The writeup goes out tomorrow morning.
link? i haven’t seen a good examination of perplexity
It’s scheduled to go out in an hour
This is not a full write up on perplexity - but on a specific use case - that is how easy it is to get it to go off the rails instead of searching.
And perplexity fancies themselves as a "conversational search" but it fails at that basic function - search.
For me « search » means I’m looking for results - Not a conversation with an LLM.
I agree we need to be careful with deploying technology – I mean, you wouldn't just let 100s of millions of guns be out there or 16 year-old hormone infused teenagers driving while using their smartphones, right?
It's my opinion as someone who has used every prior generation of software (and AI is simply a novel kind of software) that we should figure out how to effectively use LLMs.
The big mistake or misunderstanding is to regard LLMs as off-the-shelf apps (via chat) rather than to see them as an ingredient to be made valuable inside advanced business applications. Unfortunately no different than many innovations, we've jumped in and will first find every bad use of it on the way to finding the fewer ways to use it for good.
It's like giving hungry kids a box of candy or syrup without supervision. It's tasty. They (we) are going to get sick.
Gen AI is a baby, not even a toddler. Let's not throw the baby out with the bath water.
I'm sure you've prompted GPT to write you a poem maybe to surprise a friend or just for fun? It's mind boggling that it can do that – yet, a poem is a hallucination.
I asked it to write a white paper on a digital marketing topic. And it 'hallucinated' an article that was actually darn good. With some light editing, it was good enough to publish.

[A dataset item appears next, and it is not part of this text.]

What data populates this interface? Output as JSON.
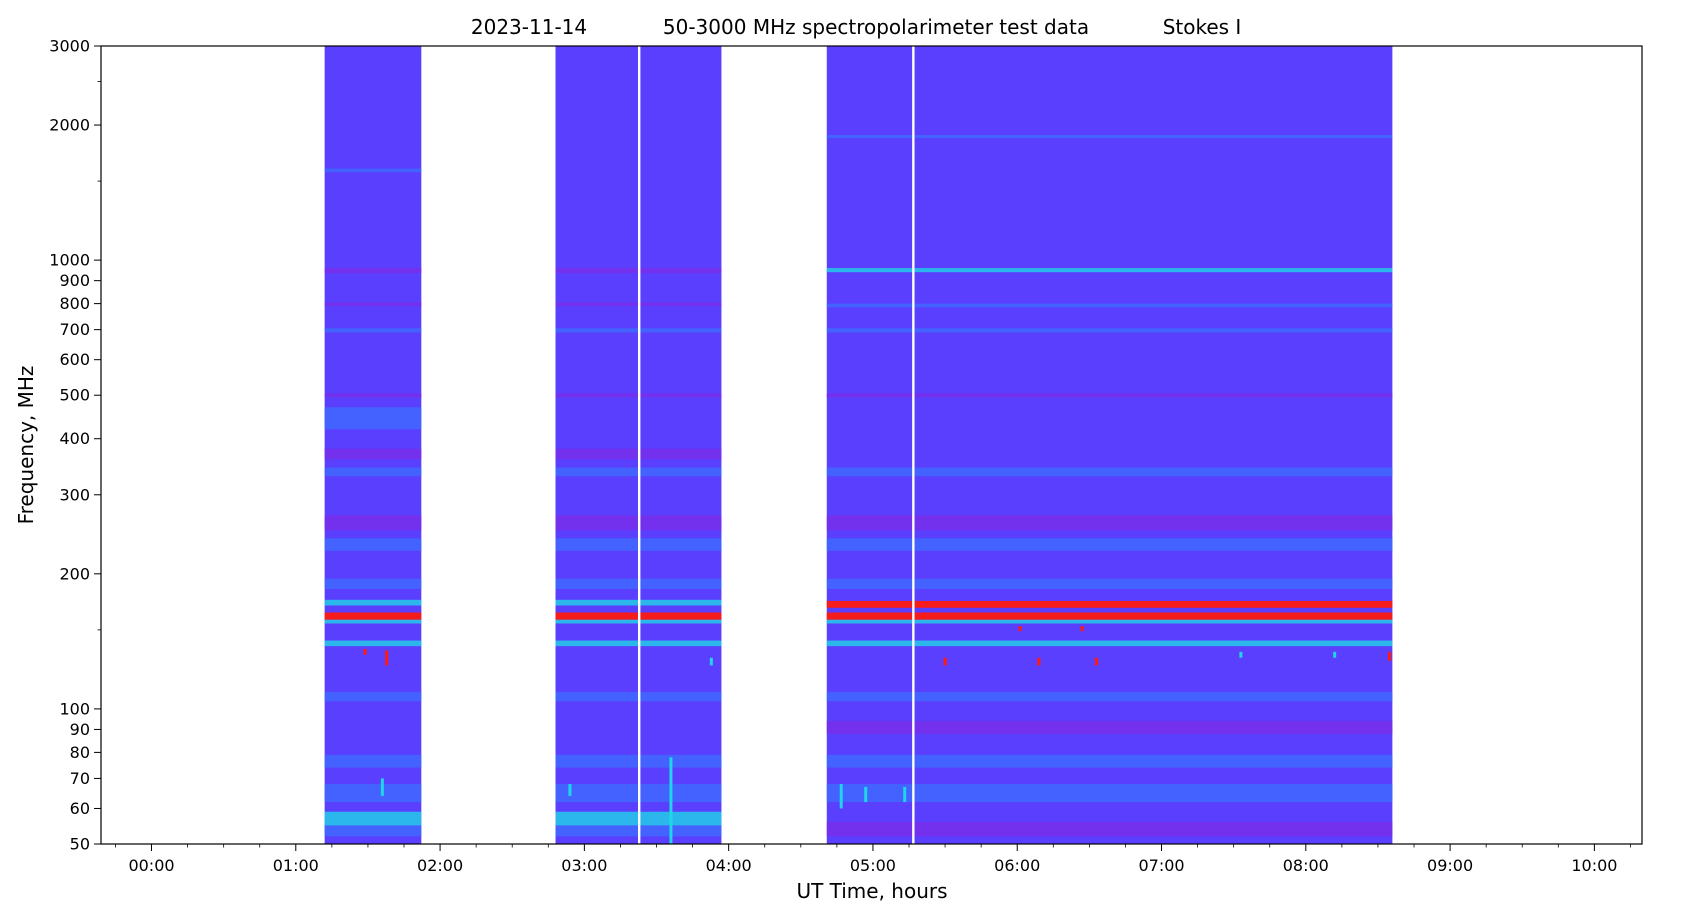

I use LLMs to automate underwriting – how do I prevent inaccuracy? I provide it the data, and constrain to answer very specific questions, and I wrap it inside a lot of other error-checking code. The end result is solid. It just works and to have written the same code without LLMs would take so long and cost so much as to be infeasible.
You hit the nail on the head "The big mistake or misunderstanding is to regard LLMs as off-the-shelf apps"
Very interestingly, I recall about 10 year ago when 3D printing was becoming prevalent, and most people were expecting 3D printing to just magically manufacture all these amazingly complex things, no extra post-processing needed.
I also agree with you that the proper direction is not to throw the baby out with the water.
See, the last paragraph you described, you have a significant number of human oversight and clearly other tools as part of your workflow, and I imagine you take that final product - your writing - and likely make a PDF out of it, share it with other people etc. So the LLM is is part of your workflow, but it's not the end-all, be-all.
That, I believe. It's practical, applied, and it aids our current lives, without taking over.
Thanks for the thoughtful answer.
Here's the link:
https://matt452.substack.com/p/apai-2i10-the-future-of-search-is
The examples were all done Sunday - so this is very fresh.
Anybody else having trouble sharing this to Notes? I've tried 4 times. It keeps hanging up.